Following the lead of the court in In re B. J. B. : “On remand the trial court will not be limited to considering the evidence previously presented but may *1246receive any evidence bearing on the issue of custody at the time of rehearing. [Citation.]” (Id. at p. 1211, fn. 7.) Because of the updating process, any juvenile court judge may hear the matter.

The orders of the court are reversed and the cause remanded for further proceedings consistent with this opinion.

Hamlin, J., and Harris, J.,* concurred.

A petition for a rehearing was denied June 2, 1987, and the petitions of respondent Stanislaus County Department of Human Services and the Minor for review by the Supreme Court were denied August 12, 1987. Mosk, J., was of the opinion that the petitions should be granted.

All statutory references are to the Welfare and Institutions Code unless otherwise indicated.

See footnote on page 1229, ante.

Specifically the court made the following remarks: “In the intervening years of time various social workers have extended to the [L’s] a number of reunification plans that they have felt needed to be complied with before the reunification would take place.

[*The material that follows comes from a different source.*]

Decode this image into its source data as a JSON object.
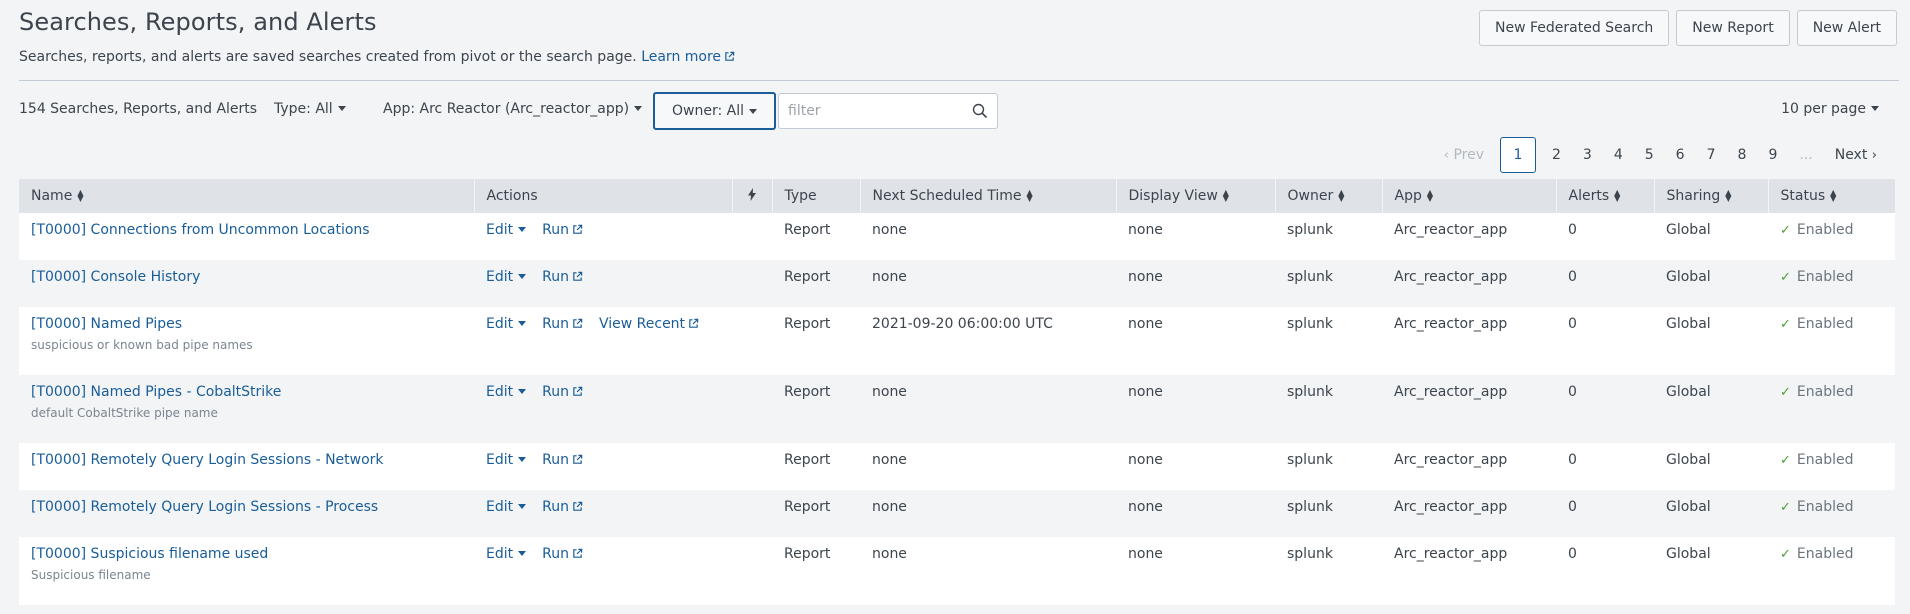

These plans have failed for a number of reasons and, most significantly, being Mr. [L’s] substance abuse, being alcohol, a problem that he apparently is somewhat getting ahold of now, but in the past has not admitted nor does he seek help for, but a problem which continues to be at the root of the parties’ problems. He testified that in the September incident he had not had anything to drink, but yet we know from Mrs. Call that he was drunk at the time.

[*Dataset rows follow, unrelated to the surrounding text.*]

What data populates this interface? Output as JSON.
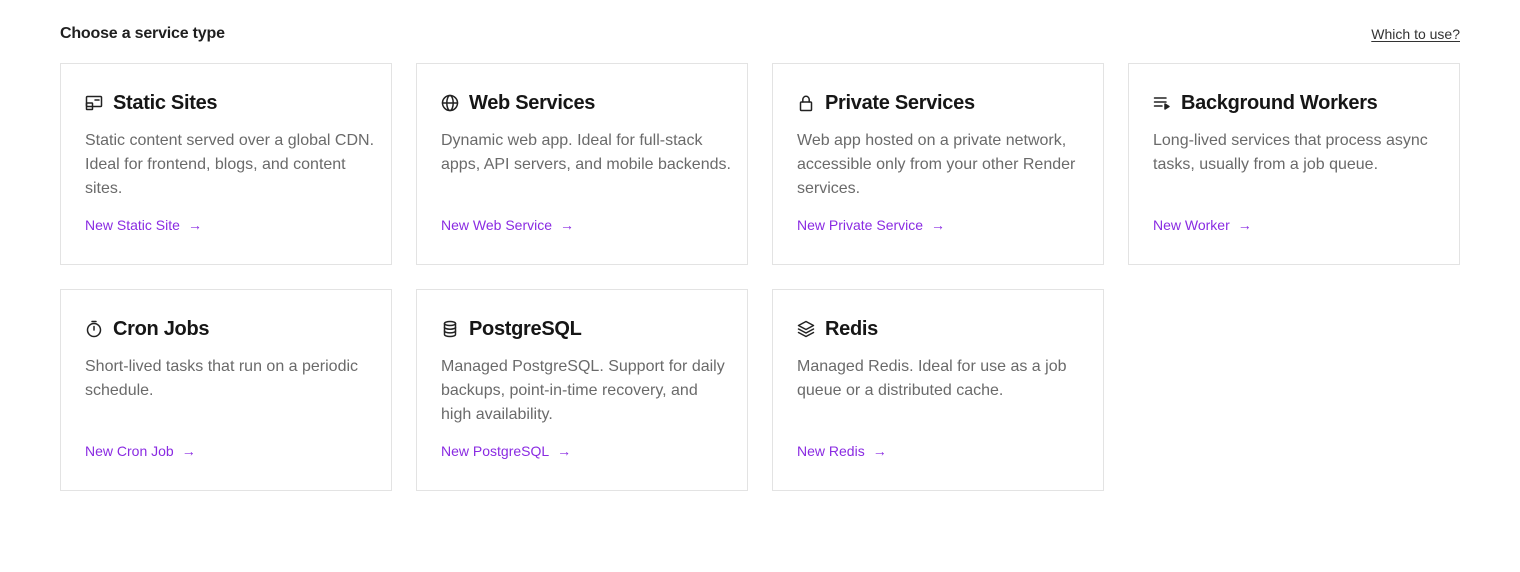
{
  "header": {
    "title": "Choose a service type",
    "help_link": "Which to use?"
  },
  "cards": [
    {
      "title": "Static Sites",
      "icon": "static-site-icon",
      "description": "Static content served over a global CDN. Ideal for frontend, blogs, and content sites.",
      "link": "New Static Site"
    },
    {
      "title": "Web Services",
      "icon": "globe-icon",
      "description": "Dynamic web app. Ideal for full-stack apps, API servers, and mobile backends.",
      "link": "New Web Service"
    },
    {
      "title": "Private Services",
      "icon": "lock-icon",
      "description": "Web app hosted on a private network, accessible only from your other Render services.",
      "link": "New Private Service"
    },
    {
      "title": "Background Workers",
      "icon": "queue-icon",
      "description": "Long-lived services that process async tasks, usually from a job queue.",
      "link": "New Worker"
    },
    {
      "title": "Cron Jobs",
      "icon": "stopwatch-icon",
      "description": "Short-lived tasks that run on a periodic schedule.",
      "link": "New Cron Job"
    },
    {
      "title": "PostgreSQL",
      "icon": "database-icon",
      "description": "Managed PostgreSQL. Support for daily backups, point-in-time recovery, and high availability.",
      "link": "New PostgreSQL"
    },
    {
      "title": "Redis",
      "icon": "layers-icon",
      "description": "Managed Redis. Ideal for use as a job queue or a distributed cache.",
      "link": "New Redis"
    }
  ],
  "colors": {
    "accent": "#8a2be2",
    "border": "#e3e3e3",
    "muted_text": "#6a6a6a"
  }
}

“The violent incident which occurred in September where the children were in the home and in the bathtub obviously had a profound [ejffect on both children, and especially Venita, as expressed by her in her subsequent actions with the care-taking parents.

“Another concern, that was voiced by counsel, is that, for whatever reason, these incidences are going, are going unreported and only become, or came to the surface as a result of some comment by the youngest boy that is involved.

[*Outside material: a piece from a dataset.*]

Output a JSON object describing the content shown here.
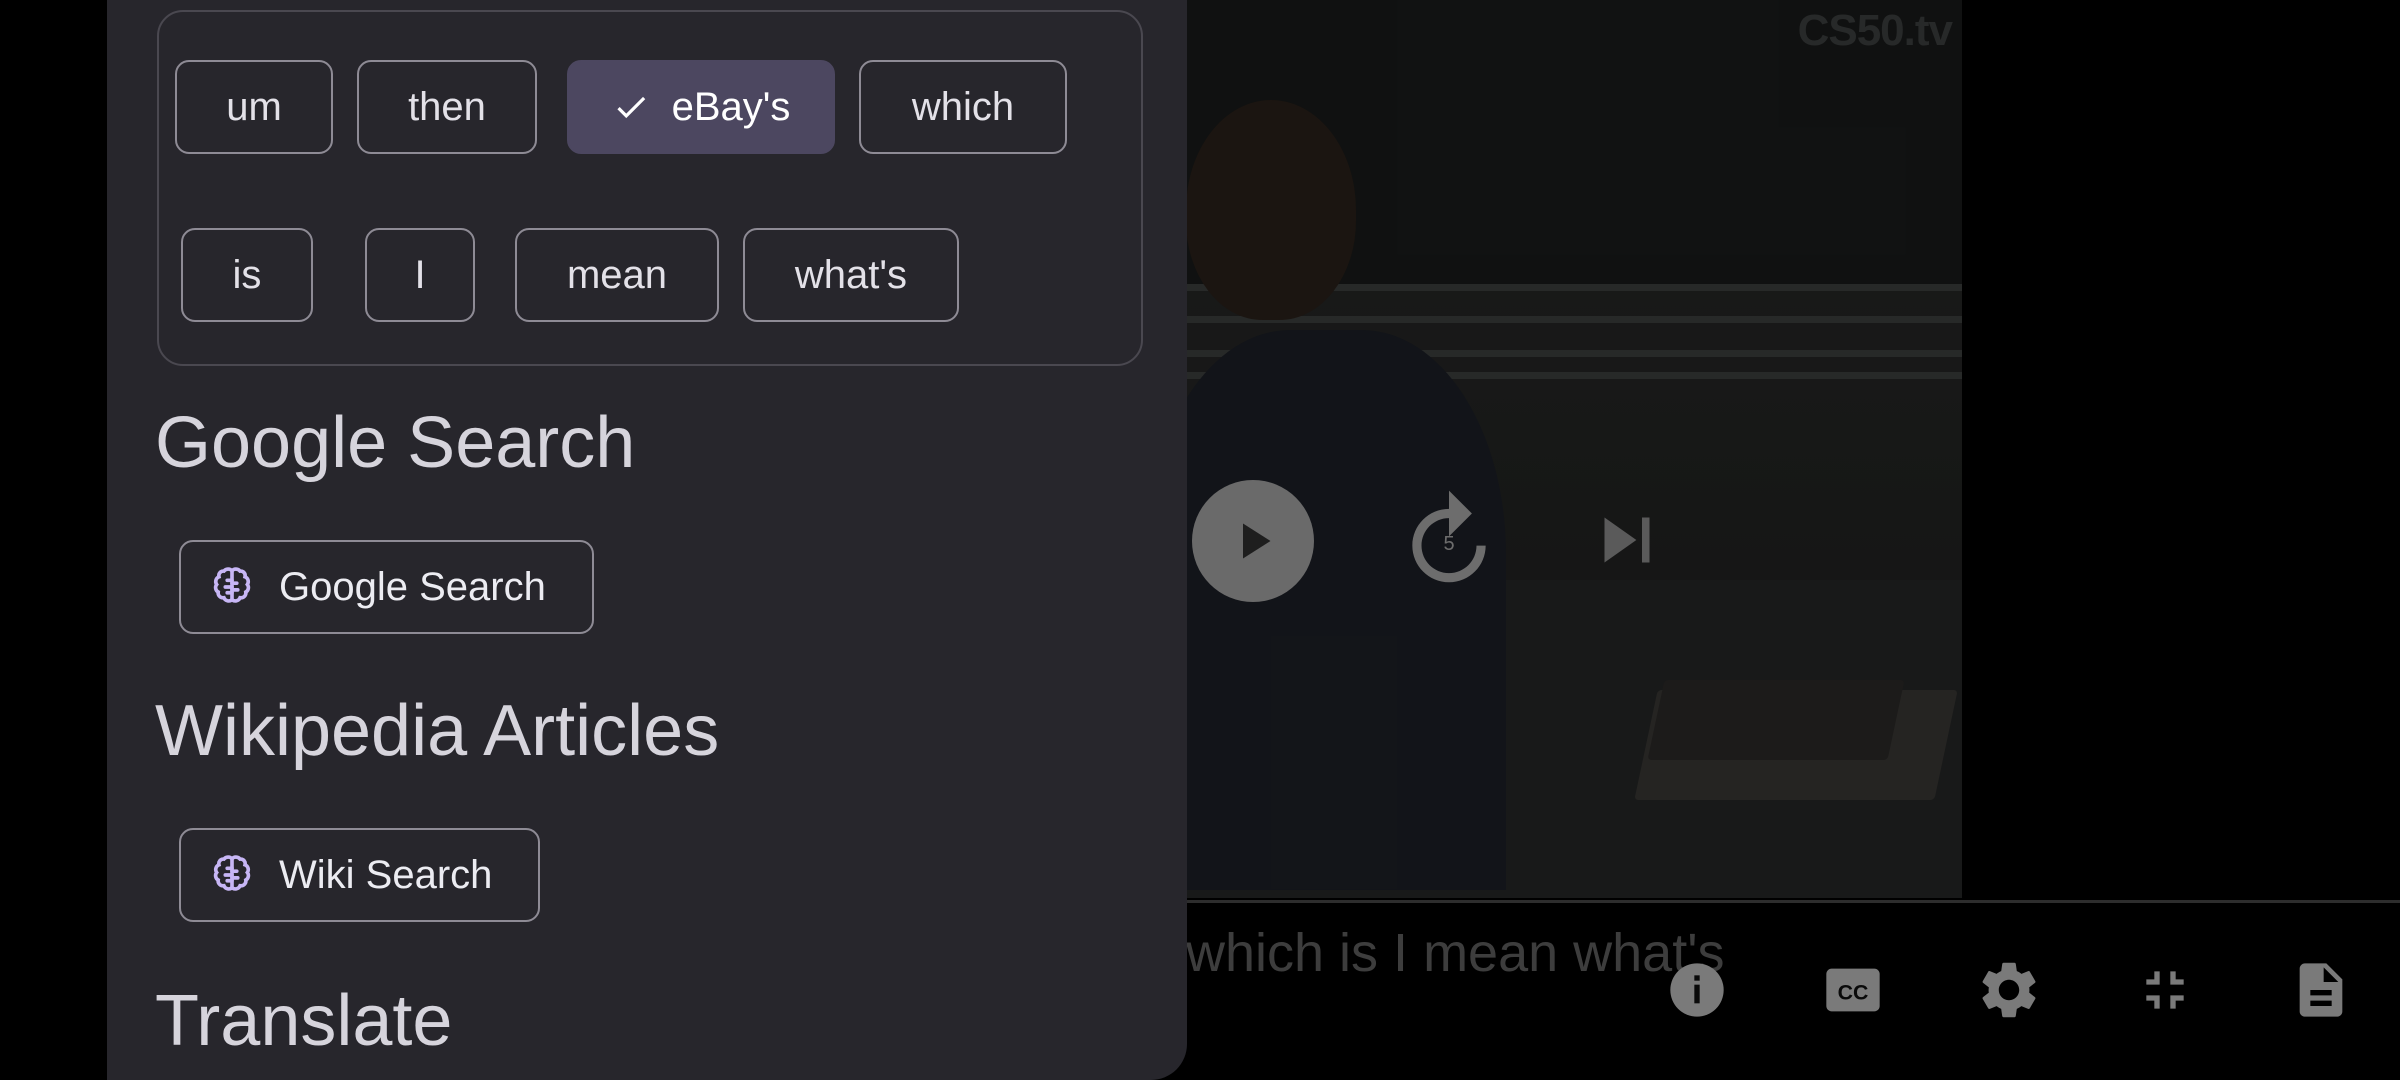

“The parties have attended the Family Maintenance and Reunification Program through Therapeutic Homes, and that was not completed apparently because the problems were too extensive for them to handle.

“The Court feels that the Department of Social Services has done everything reasonable that could be expected under these circumstances, and even more, to get this family back together, and the efforts have resulted in failure. And the Court doesn’t expect that anything in the future would reasonably change that outlook.

“On the other side of the case, looking at the best interests of the minor, she has been placed in a stable, loving environment since October of 1983. She’s been bonded to the foster parents. And, as Dr. Olson, the Court’s appointed doctor indicates, that to break that bond would clearly result in psychological distress of a considerable degree and would have increasing difficulty forming—and she would have increasing difficulty forming—intimate attachments for the rest of her life.

“Even without the information as provided in Dr. Trompetter’s report, there is no question that all reasonable efforts have been made to reunite this minor with her parents. The efforts have failed, and there is no reasonable expectation that any future effort will have any different result.”

Civil Code section 4600 provides in relevant part:

“(a)..................
“In any proceeding where there is at issue the custody of a minor child, the court may, during the pendency of the proceeding or at any time thereafter, make such order for the custody of the child during minority as may seem necessary or proper...
“(c) Before the court makes any order awarding custody to a person or persons other than a parent, without the consent of the parents, it shall make a finding that an award of custody to a parent would be detrimental to the child and the award to a nonparent is required to serve the best interests of the child.”

Assigned by the Chairperson of the Judicial Council.